Sabiru menatap prihatin. Ia menghela napas seraya menggelengkan kepala. "Abang cuman mau cek kesehatan, kok. Sekalian nemenin kamu. Uang yang dikasih mama sama ayah juga kayaknya cukup, deh. Abang udah kasih tahu kondisi kesehatan kamu."

"Udah termasuk uang buat Abang cek kesehatan, kan? Bukan cuman buat Galih doang?" Galih kembali bertanya, kini sudah bisa mengatur keseimbangan. Kekhawatiran dari sorot matanya seolah tak pernah hilang.

"Iya," jawab Sabiru tersenyum simpul. "Ya udah, Abang ambilin jaket kamu dulu. Bentar, ya. Kamu duduk dulu di sofa. Hati-hati jalannya, nanti pusing lagi kayak tadi."

Setelah itu, Sabiru berlari menuju kamar Galih. Gerakannya begitu cepat, membuat Galih hanya bisa diam menatap belakang punggung Sabiru. Sosok seorang kakak yang belum pernah ia lihat sebelumnya. Menurut Galih, Sabiru tidak seburuk yang Halilintar lontarkan kemarin malam. Di matanya, Sabiru adalah kakak yang bertanggung jawab.

Tak lama kemudian, Sabiru kembali dengan membawa jaket milik Galih. Ia menghampiri Galih yang terlihat lemah.

"Sini Abang bantu kamu pake jaketnya," ujar Sabiru membantu Galih memakaikan jaket.
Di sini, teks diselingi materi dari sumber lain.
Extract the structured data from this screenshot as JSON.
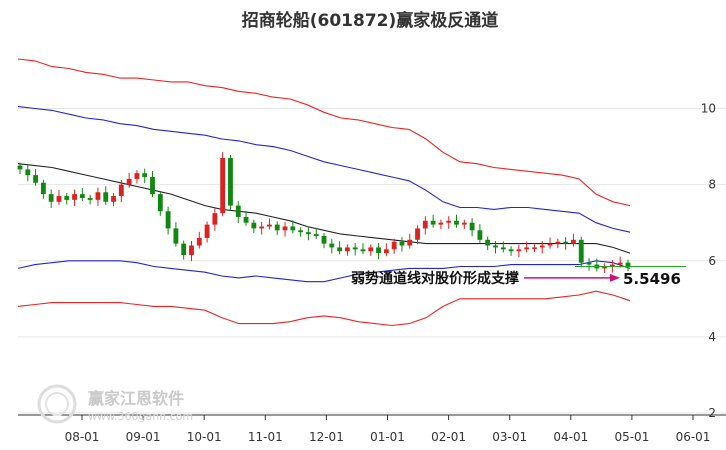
{
  "chart_data": {
    "type": "line",
    "title": "招商轮船(601872)赢家极反通道",
    "y_ticks": [
      2,
      4,
      6,
      8,
      10
    ],
    "ylim": [
      2,
      11.8
    ],
    "x_ticks": [
      "08-01",
      "09-01",
      "10-01",
      "11-01",
      "12-01",
      "01-01",
      "02-01",
      "03-01",
      "04-01",
      "05-01",
      "06-01"
    ],
    "grid": "horizontal",
    "annotation": {
      "text": "弱势通道线对股价形成支撑",
      "value": "5.5496"
    },
    "watermark": {
      "text": "赢家江恩软件",
      "url": "www.360gann.com"
    },
    "colors": {
      "up": "#dd2222",
      "down": "#118811",
      "outer_band": "#ee2222",
      "inner_band": "#2222dd",
      "mid_line": "#222222",
      "arrow": "#cc1177",
      "support": "#22aa22"
    },
    "series": [
      {
        "role": "outer-upper",
        "values": [
          11.3,
          11.25,
          11.1,
          11.05,
          10.95,
          10.9,
          10.8,
          10.8,
          10.75,
          10.7,
          10.7,
          10.6,
          10.55,
          10.45,
          10.4,
          10.3,
          10.25,
          10.1,
          9.9,
          9.75,
          9.7,
          9.6,
          9.5,
          9.45,
          9.2,
          8.85,
          8.6,
          8.55,
          8.45,
          8.4,
          8.35,
          8.3,
          8.25,
          8.15,
          7.75,
          7.55,
          7.45
        ]
      },
      {
        "role": "inner-upper",
        "values": [
          10.05,
          10.0,
          9.95,
          9.85,
          9.75,
          9.7,
          9.6,
          9.55,
          9.45,
          9.4,
          9.35,
          9.3,
          9.2,
          9.15,
          9.05,
          9.0,
          8.9,
          8.75,
          8.6,
          8.5,
          8.4,
          8.3,
          8.2,
          8.1,
          7.85,
          7.55,
          7.4,
          7.4,
          7.35,
          7.4,
          7.4,
          7.35,
          7.3,
          7.25,
          7.0,
          6.85,
          6.75
        ]
      },
      {
        "role": "middle",
        "values": [
          8.55,
          8.5,
          8.45,
          8.35,
          8.25,
          8.15,
          8.05,
          7.95,
          7.85,
          7.75,
          7.6,
          7.45,
          7.35,
          7.3,
          7.25,
          7.15,
          7.05,
          6.9,
          6.8,
          6.7,
          6.65,
          6.6,
          6.55,
          6.5,
          6.45,
          6.45,
          6.45,
          6.45,
          6.45,
          6.45,
          6.45,
          6.45,
          6.45,
          6.45,
          6.45,
          6.35,
          6.2
        ]
      },
      {
        "role": "inner-lower",
        "values": [
          5.8,
          5.9,
          5.95,
          6.0,
          6.0,
          6.0,
          6.0,
          5.95,
          5.85,
          5.8,
          5.75,
          5.7,
          5.6,
          5.55,
          5.6,
          5.55,
          5.5,
          5.45,
          5.45,
          5.55,
          5.65,
          5.7,
          5.75,
          5.8,
          5.8,
          5.8,
          5.85,
          5.85,
          5.85,
          5.9,
          5.9,
          5.9,
          5.9,
          5.9,
          6.0,
          5.95,
          5.8
        ]
      },
      {
        "role": "outer-lower",
        "values": [
          4.8,
          4.85,
          4.9,
          4.9,
          4.9,
          4.9,
          4.9,
          4.85,
          4.8,
          4.8,
          4.75,
          4.7,
          4.5,
          4.35,
          4.35,
          4.35,
          4.4,
          4.5,
          4.55,
          4.5,
          4.4,
          4.35,
          4.3,
          4.35,
          4.5,
          4.8,
          5.0,
          5.0,
          5.0,
          5.0,
          5.0,
          5.0,
          5.05,
          5.1,
          5.2,
          5.1,
          4.95
        ]
      }
    ],
    "candles": [
      8.4,
      8.25,
      8.05,
      7.75,
      7.55,
      7.7,
      7.6,
      7.75,
      7.65,
      7.6,
      7.8,
      7.55,
      7.7,
      8.0,
      8.15,
      8.3,
      8.2,
      7.75,
      7.3,
      6.85,
      6.45,
      6.15,
      6.4,
      6.6,
      6.95,
      7.25,
      8.7,
      7.45,
      7.15,
      7.0,
      6.85,
      6.9,
      6.95,
      6.8,
      6.9,
      6.8,
      6.75,
      6.7,
      6.65,
      6.45,
      6.35,
      6.25,
      6.35,
      6.3,
      6.25,
      6.35,
      6.2,
      6.3,
      6.5,
      6.4,
      6.55,
      6.85,
      7.05,
      6.95,
      7.0,
      7.05,
      6.95,
      7.0,
      6.8,
      6.55,
      6.4,
      6.35,
      6.3,
      6.25,
      6.3,
      6.35,
      6.35,
      6.4,
      6.45,
      6.5,
      6.45,
      6.55,
      5.95,
      5.9,
      5.8,
      5.85,
      5.9,
      5.95,
      5.85
    ]
  }
}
"Abang," seru Galih di sela-sela rasa pusingnya.

"Hm?" Ia menoleh setelah semuanya selesai.

Pemuda itu tersenyum saat tahu Sabiru mau menatapnya. Bibir pucatnya itu melengkung membentuk senyuman. "Makasih, ya. Abang udah mau perhatian sama Galih. Galih juga mewakili bang Hali buat minta maaf atas kejadian kemarin. Galih yakin, Bang Hali bangga sama apa yang Abang lakuin ke Galih."

Mendengar hal itu, Sabiru terdiam sejenak. Tak lama, ia tersenyum simpul seraya membantu Galih untuk berdiri.

"Tunggu di luar, yuk. Tadi Abang baru pesen ojek soalnya," ajak Sabiru. Jelas sekali bahwa Sabiru sangat menghindari topik tersebut.

Galih hanya mengangguk pelan, tidak banyak bicara. Pusing di kepalanya membuat pemuda itu hanya ingin terus memejamkan mata, tak bisa tersenyum hangat seperti apa yang selalu ia lakukan.

Setelah sampai di puskesmas, Galih mengambil nomor antrean. Mereka duduk di kursi yang tersedia, menunggu nama Galih dipanggil.

Cukup lama mereka tidak mengeluarkan suara, membuat suasana menjadi cukup canggung. Namun, keadaan berubah tatkala ada seorang gadis yang duduk di samping Sabiru.

"Loh, Regita?"

Regita menoleh sesaat ke arah Sabiru dan Galih.

"Lo pelanggan yang waktu itu?" tanya Regita penuh keraguan. Ia melepaskan kacamata untuk membersihkan lensanya.

"Iya, itu gue. Oh, iya. Kenalin, gue Sabiru Bramasta Daneswara. Gue gak sempet ngenalin diri waktu itu," jawab Sabiru mengulurkan tangannya. Gadis itu mendengus kasar, kembali memakai kacamata miliknya dan mulai menyahut.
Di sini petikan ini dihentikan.